People are angrier now than they were in 1997, and with good reason. The world is a more dangerous place then it was back then. I’m not just referring to the threat of terrorism but financially it is more dangerous, hedge funds are trimming themselves and the river of endless credit is suffering a drought. All pretty scary, but all solvable. The democratic process was designed to give people a voice, an opportunity to air their concerns and do something about them. That voice was not so much stolen but certainly hushed on May 12th 2010 when Nick Clegg, leader of the Liberal Democrats announced his party would form a coalition with their ideological enemies the Conservatives.

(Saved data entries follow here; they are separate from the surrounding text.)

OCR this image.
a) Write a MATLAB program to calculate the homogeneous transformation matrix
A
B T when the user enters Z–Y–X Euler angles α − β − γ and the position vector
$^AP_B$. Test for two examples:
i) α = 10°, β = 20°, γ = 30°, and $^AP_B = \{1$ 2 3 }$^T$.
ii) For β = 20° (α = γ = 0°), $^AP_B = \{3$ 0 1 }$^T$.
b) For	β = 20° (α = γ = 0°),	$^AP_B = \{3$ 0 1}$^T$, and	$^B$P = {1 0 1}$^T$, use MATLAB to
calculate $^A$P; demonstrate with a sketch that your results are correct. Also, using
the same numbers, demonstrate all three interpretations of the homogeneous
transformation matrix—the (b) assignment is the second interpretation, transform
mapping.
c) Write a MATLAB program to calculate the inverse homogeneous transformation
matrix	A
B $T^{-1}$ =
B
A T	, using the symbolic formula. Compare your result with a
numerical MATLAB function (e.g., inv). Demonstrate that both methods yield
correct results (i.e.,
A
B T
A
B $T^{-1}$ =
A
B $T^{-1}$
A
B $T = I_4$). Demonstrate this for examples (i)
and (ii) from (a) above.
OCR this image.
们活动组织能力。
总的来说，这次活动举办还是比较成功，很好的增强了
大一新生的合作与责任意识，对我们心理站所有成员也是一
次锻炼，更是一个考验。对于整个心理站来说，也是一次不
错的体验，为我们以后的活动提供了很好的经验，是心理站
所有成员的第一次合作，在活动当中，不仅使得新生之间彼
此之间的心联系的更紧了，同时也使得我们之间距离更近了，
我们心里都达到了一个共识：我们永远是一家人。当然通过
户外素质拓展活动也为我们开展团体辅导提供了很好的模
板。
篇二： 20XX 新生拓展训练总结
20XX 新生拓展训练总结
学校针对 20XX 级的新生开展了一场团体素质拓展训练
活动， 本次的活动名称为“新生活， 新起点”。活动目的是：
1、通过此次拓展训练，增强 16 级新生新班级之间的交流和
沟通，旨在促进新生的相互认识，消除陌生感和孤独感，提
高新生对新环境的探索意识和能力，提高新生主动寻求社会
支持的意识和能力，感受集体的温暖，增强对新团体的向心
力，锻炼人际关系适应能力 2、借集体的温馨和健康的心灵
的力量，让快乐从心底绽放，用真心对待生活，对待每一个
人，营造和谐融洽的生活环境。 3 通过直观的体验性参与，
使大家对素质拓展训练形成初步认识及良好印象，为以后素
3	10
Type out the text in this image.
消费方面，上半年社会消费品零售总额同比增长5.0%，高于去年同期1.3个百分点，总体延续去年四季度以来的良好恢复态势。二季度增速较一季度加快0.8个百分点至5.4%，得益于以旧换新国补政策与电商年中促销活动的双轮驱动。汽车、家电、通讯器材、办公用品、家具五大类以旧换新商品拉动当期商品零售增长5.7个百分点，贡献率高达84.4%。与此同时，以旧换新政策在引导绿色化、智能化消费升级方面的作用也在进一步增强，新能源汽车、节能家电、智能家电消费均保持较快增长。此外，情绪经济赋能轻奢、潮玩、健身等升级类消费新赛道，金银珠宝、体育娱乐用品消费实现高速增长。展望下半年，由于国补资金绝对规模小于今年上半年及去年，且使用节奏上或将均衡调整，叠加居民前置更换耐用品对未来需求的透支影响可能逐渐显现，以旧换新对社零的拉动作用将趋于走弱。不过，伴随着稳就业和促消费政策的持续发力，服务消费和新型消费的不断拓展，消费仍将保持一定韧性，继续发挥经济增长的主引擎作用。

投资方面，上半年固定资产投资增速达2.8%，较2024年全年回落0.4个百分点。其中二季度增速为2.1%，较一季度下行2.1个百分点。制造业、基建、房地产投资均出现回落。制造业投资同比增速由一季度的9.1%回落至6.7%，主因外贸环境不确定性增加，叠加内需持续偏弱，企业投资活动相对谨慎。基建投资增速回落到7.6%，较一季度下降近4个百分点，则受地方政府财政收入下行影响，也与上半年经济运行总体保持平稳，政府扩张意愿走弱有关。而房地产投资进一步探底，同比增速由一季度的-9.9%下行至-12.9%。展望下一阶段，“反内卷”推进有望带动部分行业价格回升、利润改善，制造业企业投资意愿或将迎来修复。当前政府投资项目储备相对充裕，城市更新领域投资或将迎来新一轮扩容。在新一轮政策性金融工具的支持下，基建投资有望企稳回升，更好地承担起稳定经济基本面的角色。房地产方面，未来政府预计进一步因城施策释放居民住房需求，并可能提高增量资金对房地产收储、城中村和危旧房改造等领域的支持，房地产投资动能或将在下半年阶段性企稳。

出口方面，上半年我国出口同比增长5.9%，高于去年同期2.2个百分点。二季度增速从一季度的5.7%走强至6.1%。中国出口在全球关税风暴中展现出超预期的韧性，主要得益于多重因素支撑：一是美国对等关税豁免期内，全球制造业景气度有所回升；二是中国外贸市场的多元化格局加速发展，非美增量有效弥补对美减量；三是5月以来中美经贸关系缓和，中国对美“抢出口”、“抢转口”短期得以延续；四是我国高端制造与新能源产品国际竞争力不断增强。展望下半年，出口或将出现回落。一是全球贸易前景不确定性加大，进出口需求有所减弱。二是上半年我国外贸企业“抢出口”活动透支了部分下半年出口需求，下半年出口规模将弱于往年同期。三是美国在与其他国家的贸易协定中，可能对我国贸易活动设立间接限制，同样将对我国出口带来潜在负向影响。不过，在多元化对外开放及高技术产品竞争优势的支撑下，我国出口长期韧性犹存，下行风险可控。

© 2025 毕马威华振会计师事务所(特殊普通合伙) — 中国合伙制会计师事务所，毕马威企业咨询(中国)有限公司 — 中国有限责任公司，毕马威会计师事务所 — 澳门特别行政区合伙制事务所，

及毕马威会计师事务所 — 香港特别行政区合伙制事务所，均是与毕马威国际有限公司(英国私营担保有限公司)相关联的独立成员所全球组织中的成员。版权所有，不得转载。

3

The one power we have in a democracy is to vote for our elected representative. On 6th May 2010 that’s what 29,691,780 people in the UK did. 10,703,754 of them for the Conservatives, 8,609,527 for Labour and 6,836,824 for Liberal democrats. Due to the ideological leanings of the separate parties it could easily be argued that around 15,500,000 people voted against the current Conservatives government, that’s not including the three and half million who voted for other minor parties. So when the Liberal Democrats decided to form the coalition there were a fair number in the country that felt hard done by. Not only was a party taking power on an incredibly slender majority but almost seven million people, myself included,  felt like they had just had their democratic right to be heard ignored. The questions arose were the Lib Dems throwing away their ideological beliefs for a chance at power or had they figured it would be easier to change the system from within? After just five months in office the truth sadly seems to be the former.  The move by the Liberal Democrats to form the coalition put a government in power which is politically and ideologically disconnected with a majority of the electorate. As if to exacerbate this disconnection the very same government has charged itself, through a mix of economic necessity and ideology, with the job of making some of the most drastic economic cuts the country has ever seen.

So it is with a renewed scepticism of the political process and ever increasing anger and fear of the ruling elite that the true heirs to ideological protests of the past have taken to the streets of London. No longer are students merely content with drinking the bar dry but are highly politicised and motivated by the knowledge that a life in debt to the government is not an enviable one.  The protester numbers themselves are not as big yet as those of the anti-war movement or the G20 but the support and anger for them from the working and middle classes seem to be greater than either. Their strongest weapon and their most likely downfall is the support that they are receiving from non-students. As the protests grow their greatest challenge will be keeping the message clear and un-muddied by the hundreds of other issues currently leaving people feeling disenfranchised. If they can manage this in the same way the poll tax protesters did in 1990 they may achieve some sort of victory, if not then they risk becoming another violent curiosity like the G8 protests which whilst they are condemned, seem to be mostly ignored by those in power.

So the quiet years are over as it seems a winter of discontent is upon us and where was I when all this began? Sitting in a half full bar ignoring the slogans and information around me and trying to drink as much as I could before the prices went back up to £2 at 4pm.